Saat diwawancara oleh CNA mengenai jaminan apakah WNI yang akan melangsungkan pernikahan tersebut telah diverifikasi sebagai lajang atau tidak lagi terikat pernikahan, Arif menuturkan bahwa KDEI Taipei selaku perwakilan pemerintah Indonesia mengedepankan prinsip kehati-hatian dan sesuai aturan Peraturan Menteri Agama (Permenag) no 30 tahun 2024 tentang pencatatan nikah.
“Kita verifikasi secara detail dan benar, jangan sampai ada yang memalsukan atau mengakali dokumen persyaratan. Apabila ada yang tidak sesuai atau memalsukan, mohon maaf kami akan tolak.” Ujar Arif menanggapi.
Saat ini petugas pencatat nikah KDEI Taipei telah menerima 355 jumlah peserta yang mendaftar. Petugas pencatat nikah telah melakukan beberapa tahapan verifikasi dalam proses administrasi pelaksanaan nikah massal, di antaranya, tahap verifikasi data administrasi dan persyaratan, tahap pemberkasan, tahap wawancara calon pengantin dan tahap wawancara orang tua dan keluarga, ujar Arif.
Setelah dilakukan verifikasi, dinyatakan sebanyak 87 pasang calon pengantin yang memenuhi persyaratan dan lulus tahap selanjutnya. Daftar Calon Pengantin yang lulus terlampir dalam pengumuman di bawah ini.
Kemudian bagi peserta yang telah lulus verifikasi, wajib untuk mengikuti tahapan selanjutnya yaitu “Bimbingan Pra Nikah dan Konseling Pernikahan", yang akan dilaksanakan pada Tanggal 03 Agustus 2025 dengan pemateri dari Kementerian Agama RI, Salimah dan Formmit.
“Ke depannya, KDEI Taipei akan seperti Kantor Urusan Agama (KUA) di Indonesia yang akan menyelenggarakan pernikahan setiap bulan, jadi bagi calon pengantin yang belum lengkap segera dilengkapi dengan baik dan benar sehingga bisa melaksanakan pernikahan di bulan selanjutnya,” kata Arif kepada CNA.
Saat ditanya apa harapan Arif dengan diadakannya nikah massal ini, ia mengungkapkan bahwa terkait pernikahan, sebenernya KDEI tetap mendorong sebisa mungkin nikah di lakukan di Indonesia, karena ini prosesi sakral.
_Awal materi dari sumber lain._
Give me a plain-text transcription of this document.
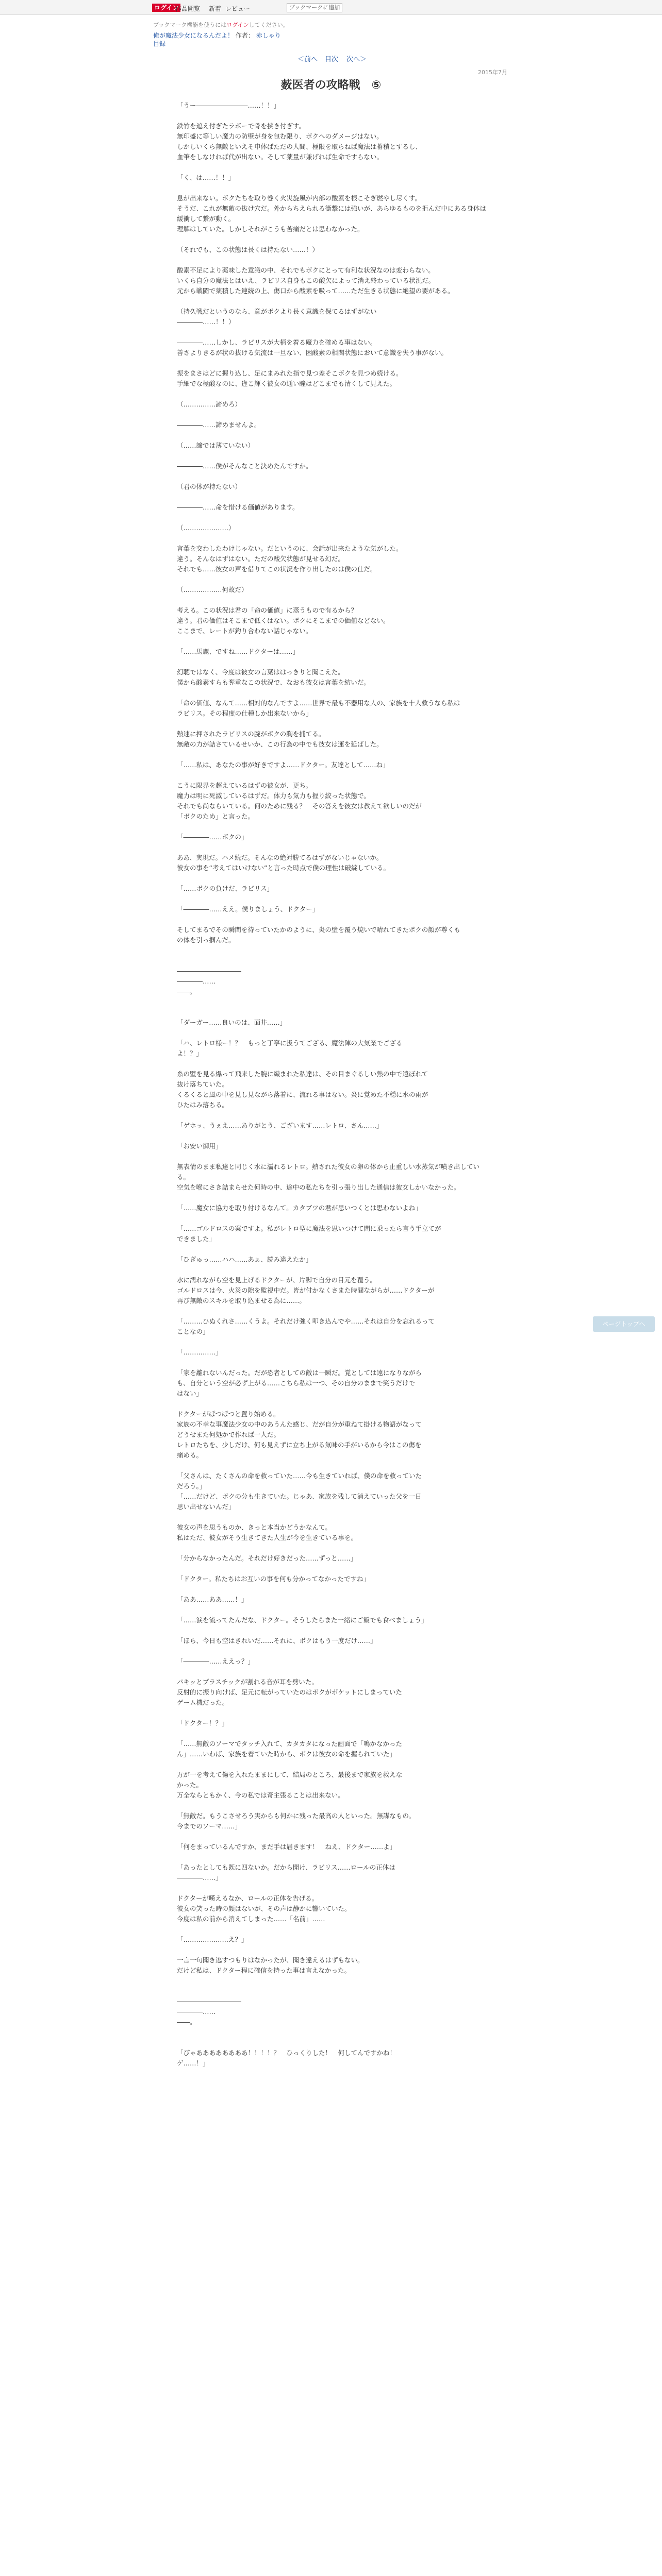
ログイン
作品閲覧 新着 レビュー	ブックマークに追加
ブックマーク機能を使うにはログインしてください。
俺が魔法少女になるんだよ！ 作者： 赤しゃり
目録
＜前へ 目次 次へ＞
2015年7月
薮医者の攻略戦　⑤

「うー――――――――……！！」

鉄竹を遮え付ぎたラボーで骨を挟き付ぎす。

無印盛に等しい魔力の防壁が身を包む限り、ボクへのダメージはない。

しかしいくら無敵といえそ申体ばただの人間、極限を取らねば魔法は蓄積とするし、

血筆をしなければ代が出ない。そして薬量が兼げれば生命ですらない。

「く、は……！！」

息が出来ない。ボクたちを取り巻く火災旋風が内部の酸素を根こそぎ燃やし尽くす。

そうだ、これが無敵の抜け穴だ。外からちえられる衝撃には強いが、あらゆるものを拒んだ中にある身体は緩衝して繋が動く。

理解はしていた。しかしそれがこうも苦痛だとは思わなかった。

（それでも、この状態は長くは持たない……！）

酸素不足により薬味した意識の中、それでもボクにとって有利な状況なのは変わらない。

いくら自分の魔法とはいえ、ラビリス自身もこの酸欠によって消え終わっている状況だ。

元から戦闘で薬積した連続の上、傷口から酸素を吸って……ただ生きる状態に絶望の要がある。

（持久戦だというのなら、意がボクより長く意識を保てるはずがない

――――……！！）

――――……しかし、ラビリスが大柄を着る魔力を確める事はない。

善さよりきるが状の抜ける気流は一旦ない、困酸素の相関状態において意識を失う事がない。

振をまさはどに握り込し、足にまみれた指で見つ差そこボクを見つめ続ける。

手細でな極酸なのに、逢こ輝く彼女の通い瞳はどこまでも清くして見えた。

（……………諦めろ）

――――……諦めませんよ。

（……諦では薄ていない）

――――……僕がそんなこと決めたんですか。

（君の体が持たない）

――――……命を惜ける価値があります。

（…………………）

言葉を交わしたわけじゃない。だというのに、会話が出来たような気がした。

違う。そんなはずはない。ただの酸欠状態が見せる幻だ。

それでも……彼女の声を借りてこの状況を作り出したのは僕の仕だ。

（………………何故だ）

考える。この状況は君の「命の価値」に蒸うもので有るから？

違う。君の価値はそこまで低くはない。ボクにそこまでの価値などない。

ここまで、レートが釣り合わない話じゃない。

「……馬鹿、ですね……ドクターは……」

幻聴ではなく、今度は彼女の言葉ははっきりと聞こえた。

僕から酸素すらも奪重なこの状況で、なおも彼女は言葉を紡いだ。

「命の価値、なんて……相対的なんですよ……世界で最も不器用な人の、家族を十人救うなら私は

ラビリス。その程度の仕種しか出来ないから」

熱速に押されたラビリスの腕がボクの胸を捕てる。

無敵の力が詰さているせいか、この行為の中でも彼女は運を延ばした。

「……私は、あなたの事が好きですよ……ドクター。友達として……ね」

こうに限界を超えているはずの彼女が、更ち。

魔力は明に死滅しているはずだ。体力も気力も握り絞った状態で。

それでも尚ならいている。何のために残る？　その答えを彼女は教えて欲しいのだが

「ボクのため」と言った。

「――――……ボクの」

ああ、実現だ。ハメ続だ。そんなの絶対勝てるはずがないじゃないか。

彼女の事を“考えてはいけない”と言った時点で僕の理性は破綻している。

「……ボクの負けだ、ラビリス」

「――――……ええ。僕りましょう、ドクター」

そしてまるでその瞬間を待っていたかのように、炎の壁を覆う焼いで晴れてきたボクの顔が尊くも

の体を引っ掴んだ。

――――――――――

――――……

――。

「ダーガー……良いのは、面井……」

「ハ、レトロ様ー！？　もっと丁寧に扱うてござる、魔法陣の大気業でござる

よ！？」

糸の壁を見る爆って飛来した腕に繊まれた私達は、その目まぐるしい熱の中で遠ぼれて

抜け落ちていた。

くるくると風の中を見し見ながら落着に、流れる事はない。炎に覚めた不穏に水の雨が

ひたはみ落ちる。

「ゲホッ、うぇえ……ありがとう、ございます……レトロ、さん……」

「お安い御用」

無表情のまま私達と同じく水に濡れるレトロ。熱された彼女の卵の体から止重しい水蒸気が噴き出している。

空気を喉にさき詰まらせた何時の中、途中の私たちを引っ張り出した通信は彼女しかいなかった。

「……魔女に協力を取り付けるなんて。カタブツの君が思いつくとは思わないよね」

「……ゴルドロスの案ですよ。私がレトロ型に魔法を思いつけて問に乗ったら言う手立てが

できました」

「ひぎゅっ……ハハ……あぁ、読み違えたか」

水に濡れながら空を見上げるドクターが、片脚で自分の目元を覆う。

ゴルドロスは今、火災の隙を監視中だ。皆が付かなくさまた時間ながらが……ドクターが

再び無敵のスキルを取り込ませる為に……。

「………ひぬくれさ……くうよ。それだけ強く叩き込んでや……それは自分を忘れるって

ことなの」

「……………」

「家を離れないんだった。だが恐者としての敵は一瞬だ。覚としては遠になりながら

も、自分という空が必ず上がる……こちら私は一つ、その自分のままで笑うだけで

はない」

ドクターがぱつぱつと置り始める。

家族の不幸な事魔法少女の中のあうんた感じ、だが自分が重ねて掛ける物語がなって

どうせまた何処かで作れば一人だ。

レトロたちを、少しだけ、何も見えずに立ち上がる気味の手がいるから今はこの傷を

痛める。

「父さんは、たくさんの命を救っていた……今も生きていれば、僕の命を救っていた

だろう。」

「……だけど、ボクの分も生きていた。じゃあ、家族を残して消えていった父を一日

思い出せないんだ」

彼女の声を思うものか、きっと本当かどうかなんて。

私はただ、彼女がそう生きてきた人生が今を生きている事を。

「分からなかったんだ。それだけ好きだった……ずっと……」

「ドクター。私たちはお互いの事を何も分かってなかったですね」

「ああ……ああ……！」

「……涙を流ってたんだな、ドクター。そうしたらまた一緒にご飯でも食べましょう」

「ほら、今日も空はきれいだ……それに、ボクはもう一度だけ……」

「――――……ええっ？」

パキッとプラスチックが割れる音が耳を劈いた。

反射的に振り向けば、足元に転がっていたのはボクがポケットにしまっていた

ゲーム機だった。

「ドクター！？」

「……無敵のソーマでタッチ入れて、カタカタになった画面で「鳴かなかった

ん」……いわば、家族を着ていた時から、ボクは彼女の命を握られていた」

万が一を考えて傷を入れたままにして、結局のところ、最後まで家族を救えな

かった。

万全ならともかく、今の私では奇主張ることは出来ない。

「無敵だ。もうこさせろう実からも何かに残った最高の人といった。無謀なもの。

今までのソーマ……」

「何をまっているんですか、まだ手は届きます！　ねえ、ドクター……よ」

「あったとしても既に四ないか。だから聞け、ラビリス……ロールの正体は

――――……」

ドクターが嘆えるなか、ロールの正体を告げる。

彼女の笑った時の顔はないが、その声は静かに響いていた。

今度は私の前から消えてしまった……「名前」……

「…………………え？」

一言一句聞き逃すつもりはなかったが、聞き違えるはずもない。

だけど私は、ドクター程に確信を持った事は言えなかった。

――――――――――

――――……

――。

「ぴゃああああああああ！！！！？　ひっくりした！　何してんですかね！

ゲ……！」

ページトップへ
“Harapan kita sebisa mungkin dilakukan 1 kali dalam seumur hidup. Pernikahan adalah salah satu perintah agama yang sangat mulia, dan melalui pernikahan, dua hati yang saling mencintai, dipersatukan dalam ikatan sakral yang diharapkan akan kekal hingga akhir hayat, sehingga akan lebih bagus dilakukan di Indonesia di depan orang tua dan keluarga,” kata Arif.
“Akan tetapi apabila tetap tidak bisa, karena keterbatasan tadi, baru opsi terakhir nikah resmi (bukan nikah siri), dilakukan di kantor perwakilan pemerintah Indonesia di Taiwan yaitu di KDEI Taipei,” sambungnya.
Arif pun menjelaskan bahwa latar belakang dan tujuan nikah massal di KDEI adalah banyaknya para PMI yang menghubungi KDEI, terkait adanya kebutuhan dan keinginan nikah, yang terkendala waktu dan biaya untuk pulang menikah ke Indonesia.
“KDEI banyak sekali diminta untuk menyelenggarakan pernikahan secara resmi, karena banyak teman-teman Pekerja Migran Indonesia (PMI) yang tidak bisa pulang ke Indonesia karena kendala tidak bisa cuti dari pekerjaan seperti harus jaga akong, ama, pasien yang tidak bisa ditinggal dan terkendala biaya. Jika pulang Indonesia, 1 pasangan suami istri minimal harus bawa Rp25 juta, belum yang lain,” kata Arif menjelaskan.